Kommentar von Christian Semler

Wäre es Wortbruch, wenn sich Ypsilanti von der Linken wählen lässt? Wichtig ist doch, dass sie Manövrierraum für ihre Politikinhalte gewinnt.

A m Freitag in Augsburg hat der SPD-Vorsitzende Beck sein vorzeitiges Wort zum Sonntag gesprochen. Auch der Pfarrer, so Beck, predigt nur einmal. Und zum Thema Linkspartei habe er alles Notwendige gesagt. Bloß worin, um Gottes willen, besteht das "Eindeutige", das jetzt die SPD-Philologen aus Becks Predigt destillieren wollen? Alle diese Anstrengungen fruchten nichts. Die Worte des Vorsitzenden, seine Ablehnung der "aktiven Zusammenarbeit" mit der Partei der Linken, seine Absage an "Absprachen oder sonstige Zusammenarbeit" schließen gerade nicht aus, dass sich Andrea Ypsilanti mit den Stimmen der Linkspartei zur Ministerpräsidentin wählen lassen wird.

"Wortbruch" heißt jetzt die schlimme Vokabel. Schlag nach im Standardwerk Machiavellis, "Der Fürst", Kapitel 18: "Es ist lobenswert, wenn ein Fürst sein Wort hält. Dennoch haben viele Fürsten durch Wortbruch viel vollbracht." Und weiter: "Ein Fürst muss wortbrüchig werden, wenn sein Versprechen für ihn von Nachteil ist und wenn die Gründe, warum er es gegeben hat, wegfallen." Worte des Zuspruchs für unsere hessische Fürstin in spe.

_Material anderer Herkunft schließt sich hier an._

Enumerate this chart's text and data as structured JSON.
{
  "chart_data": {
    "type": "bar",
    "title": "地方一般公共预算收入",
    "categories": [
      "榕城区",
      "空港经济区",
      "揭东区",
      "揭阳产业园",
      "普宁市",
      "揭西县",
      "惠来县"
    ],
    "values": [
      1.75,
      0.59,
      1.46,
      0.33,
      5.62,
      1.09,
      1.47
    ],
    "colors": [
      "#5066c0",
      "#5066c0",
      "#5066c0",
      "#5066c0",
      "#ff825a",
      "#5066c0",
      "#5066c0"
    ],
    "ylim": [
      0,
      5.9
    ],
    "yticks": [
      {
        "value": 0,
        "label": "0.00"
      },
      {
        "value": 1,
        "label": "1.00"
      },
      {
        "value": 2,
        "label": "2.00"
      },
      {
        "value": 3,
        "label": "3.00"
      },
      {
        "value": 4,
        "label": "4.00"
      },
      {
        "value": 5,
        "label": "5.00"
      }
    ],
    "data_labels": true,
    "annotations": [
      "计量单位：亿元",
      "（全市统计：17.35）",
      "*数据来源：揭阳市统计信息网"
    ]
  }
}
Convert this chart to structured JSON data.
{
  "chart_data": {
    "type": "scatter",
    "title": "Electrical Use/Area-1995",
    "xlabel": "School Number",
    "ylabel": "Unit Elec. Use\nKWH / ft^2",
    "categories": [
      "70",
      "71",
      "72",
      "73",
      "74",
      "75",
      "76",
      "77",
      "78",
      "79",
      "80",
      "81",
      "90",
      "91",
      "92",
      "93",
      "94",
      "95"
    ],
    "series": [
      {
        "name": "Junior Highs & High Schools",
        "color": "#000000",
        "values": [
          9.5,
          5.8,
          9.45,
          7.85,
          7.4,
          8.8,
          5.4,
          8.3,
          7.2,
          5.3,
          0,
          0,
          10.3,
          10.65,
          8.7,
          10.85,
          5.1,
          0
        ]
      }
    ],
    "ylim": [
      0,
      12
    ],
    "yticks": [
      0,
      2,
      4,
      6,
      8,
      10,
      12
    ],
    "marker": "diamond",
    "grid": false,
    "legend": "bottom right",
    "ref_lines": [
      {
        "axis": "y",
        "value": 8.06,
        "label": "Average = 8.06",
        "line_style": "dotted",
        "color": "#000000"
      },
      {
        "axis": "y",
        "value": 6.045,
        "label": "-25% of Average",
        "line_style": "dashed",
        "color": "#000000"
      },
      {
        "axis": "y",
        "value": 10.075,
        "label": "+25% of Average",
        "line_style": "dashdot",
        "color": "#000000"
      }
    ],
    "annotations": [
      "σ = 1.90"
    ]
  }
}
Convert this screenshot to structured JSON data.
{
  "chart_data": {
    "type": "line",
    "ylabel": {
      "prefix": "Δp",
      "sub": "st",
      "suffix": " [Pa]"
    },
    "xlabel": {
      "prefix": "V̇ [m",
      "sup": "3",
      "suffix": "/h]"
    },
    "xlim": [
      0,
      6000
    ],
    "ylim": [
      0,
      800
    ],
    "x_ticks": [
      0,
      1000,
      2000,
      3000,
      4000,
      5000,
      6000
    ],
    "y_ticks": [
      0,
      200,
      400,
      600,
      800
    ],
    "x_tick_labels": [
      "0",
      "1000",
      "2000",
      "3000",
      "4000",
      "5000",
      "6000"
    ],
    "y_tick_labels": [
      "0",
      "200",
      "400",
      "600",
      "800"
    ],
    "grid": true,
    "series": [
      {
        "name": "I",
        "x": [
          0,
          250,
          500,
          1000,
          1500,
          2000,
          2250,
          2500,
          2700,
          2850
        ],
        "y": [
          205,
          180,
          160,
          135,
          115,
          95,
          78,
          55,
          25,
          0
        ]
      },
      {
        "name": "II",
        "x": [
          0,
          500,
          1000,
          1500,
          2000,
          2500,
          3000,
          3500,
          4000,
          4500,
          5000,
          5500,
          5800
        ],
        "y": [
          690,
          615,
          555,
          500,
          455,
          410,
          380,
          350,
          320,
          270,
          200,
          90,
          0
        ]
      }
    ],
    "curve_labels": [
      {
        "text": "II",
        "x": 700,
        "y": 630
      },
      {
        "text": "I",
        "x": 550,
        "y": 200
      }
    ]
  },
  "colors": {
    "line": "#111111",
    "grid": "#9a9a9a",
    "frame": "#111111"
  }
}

Bleibt nur der ärgerliche Faktor der Glaubwürdigkeit. Die sich jetzt abzeichnende neue Fünferparteienkonstellation macht jede künftige Regierungsbildung schwierig - auch in Hamburg. Aber kann sich Andrea Ypsilanti einfach über das von ihr vielfach abgegebene Versprechen hinwegsetzen, sie werde sich keinesfalls mit den Stimmen der Partei der Linken wählen lassen? Und ruiniert nicht die Notwendigkeit parteipolitischer "Flexibilität" die knappe Ressource des Vertrauens, die das Publikum in die Zuverlässigkeit von Politikerworten investiert hat? So sehen es zumindest die Parteienforscher, die von dem großen Risiko auch für die Bundes-SPD sprechen, sollte diese im Fall Hessen zum Wortbruch schreiten.

Es wäre etwas billig, es bei der Häme darüber zu belassen, wie dämlich sich die SPD angestellt hat. Jetzt ist etwas Ermunterung angebracht. Seilt Ypsilanti sich von einem Versprechen ab, das eh nie inhaltlich begründet war, so gewinnt sie Manövrierraum für die Politikinhalte, deren Verwirklichung sie den Hessen versprochen hat. Es ist dieses Versprechen, das zählt.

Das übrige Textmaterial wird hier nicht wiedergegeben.